In 1959 the formidable interviewer John Freeman took the Face to Face crew to the 81-year-old Augustus John’s studio. The beetling brow, piercing eye and a succession of roll-ups stuck to his lower lip offer almost a caricature of the undimmed rascality of the old devil. Like all the films in that remarkable series, it offers a glimpse into a world that we thought television was invented too late to record. But how much more extraordinary it is to watch, in a three-minute film made in 1915, another elderly artist — the 74-year-old Pierre-Auguste Renoir, crippled with arthritis, working at his easel. The externals are similar — the beard, the arty getup, the cigarette — but even in this silent film Renoir’s chatty urbanity speaks volumes about a man built in a very different vein.

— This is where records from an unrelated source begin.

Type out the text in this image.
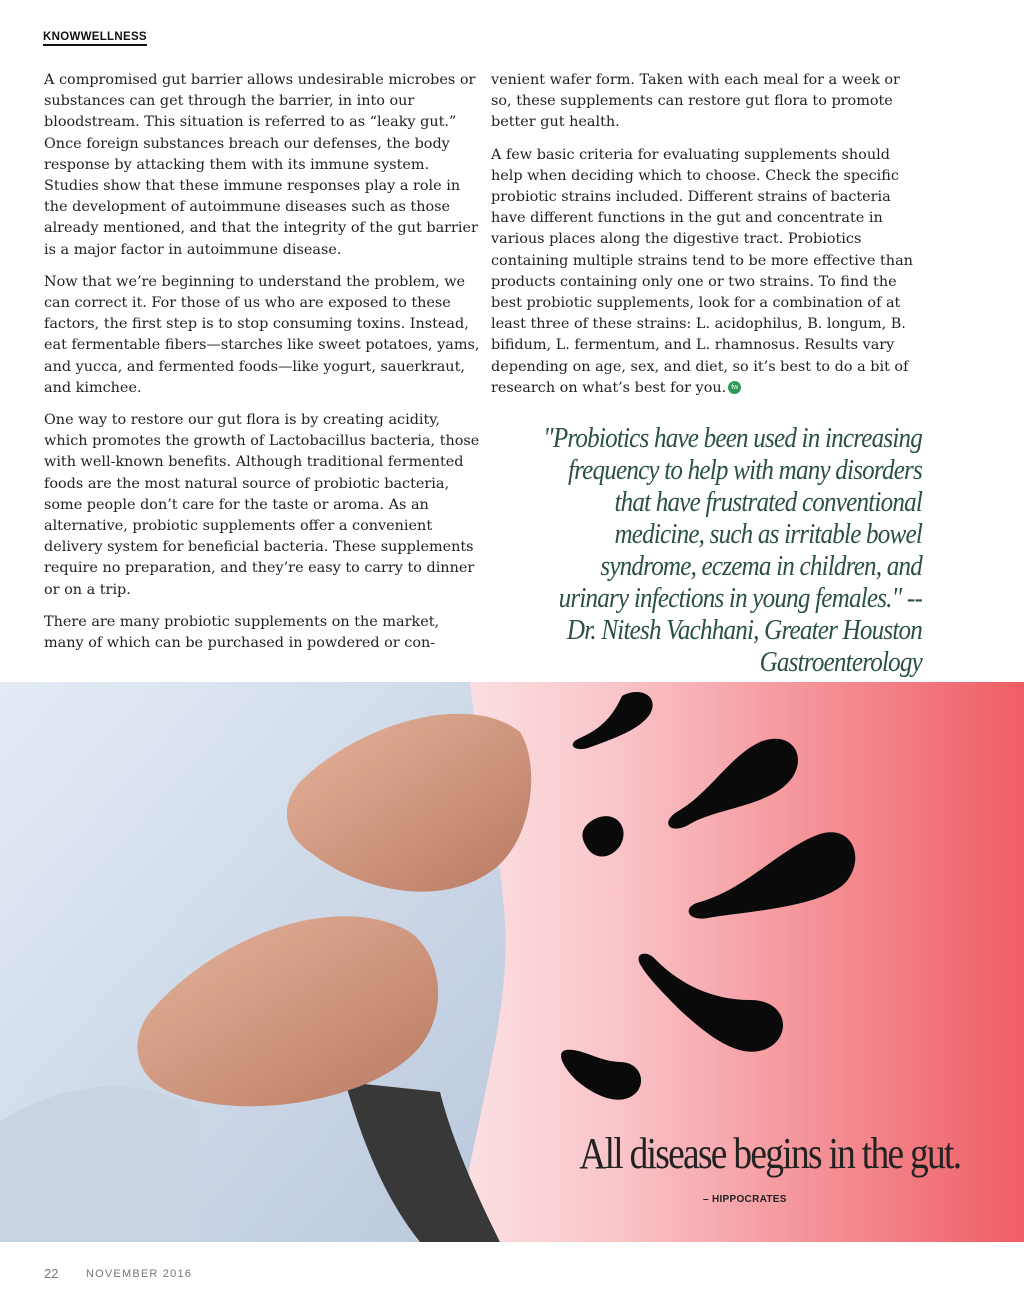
KNOWWELLNESS

A compromised gut barrier allows undesirable microbes or substances can get through the barrier, in into our bloodstream. This situation is referred to as “leaky gut.” Once foreign substances breach our defenses, the body response by attacking them with its immune system. Studies show that these immune responses play a role in the development of autoimmune diseases such as those already mentioned, and that the integrity of the gut barrier is a major factor in autoimmune disease.

Now that we’re beginning to understand the problem, we can correct it. For those of us who are exposed to these factors, the first step is to stop consuming toxins. Instead, eat fermentable fibers—starches like sweet potatoes, yams, and yucca, and fermented foods—like yogurt, sauerkraut, and kimchee.

One way to restore our gut flora is by creating acidity, which promotes the growth of Lactobacillus bacteria, those with well-known benefits. Although traditional fermented foods are the most natural source of probiotic bacteria, some people don’t care for the taste or aroma. As an alternative, probiotic supplements offer a convenient delivery system for beneficial bacteria. These supplements require no preparation, and they’re easy to carry to dinner or on a trip.

There are many probiotic supplements on the market, many of which can be purchased in powdered or con-

venient wafer form. Taken with each meal for a week or so, these supplements can restore gut flora to promote better gut health.

A few basic criteria for evaluating supplements should help when deciding which to choose. Check the specific probiotic strains included. Different strains of bacteria have different functions in the gut and concentrate in various places along the digestive tract. Probiotics containing multiple strains tend to be more effective than products containing only one or two strains. To find the best probiotic supplements, look for a combination of at least three of these strains: L. acidophilus, B. longum, B. bifidum, L. fermentum, and L. rhamnosus. Results vary depending on age, sex, and diet, so it’s best to do a bit of research on what’s best for you. fw

"Probiotics have been used in increasing frequency to help with many disorders that have frustrated conventional medicine, such as irritable bowel syndrome, eczema in children, and urinary infections in young females." -- Dr. Nitesh Vachhani, Greater Houston Gastroenterology
All disease begins in the gut.
– HIPPOCRATES
22	NOVEMBER 2016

Renoir was the only one of the great Impressionist painters to come from truly humble origins — his father was a tailor and his mother a seamstress — and he entered art school after an apprenticeship painting figures and flowers on porcelain and decorative schemes on window blinds. For most of his fellow artists the struggle was for recognition of their artistic innovation — the vibrant portrayal of light and reflected light in short, brightly coloured brush strokes. For Renoir the struggle was also a financial one, and, according to Barbara Ehrlich White, the struggle of the outsider to swim in a social world where he was out of his depth.
To this cause she attributes his anxiety, nervous tics, inability to make decisions and fear of confrontation. To Pissarro he was ‘that most inconsistent of men’, and in trawling through some 3,000 of Renoir’s letters, White has attempted to chart his inconsistent life in an exhaustive study that stands as a companion piece to her earlier Renoir: His Life, Art and Letters.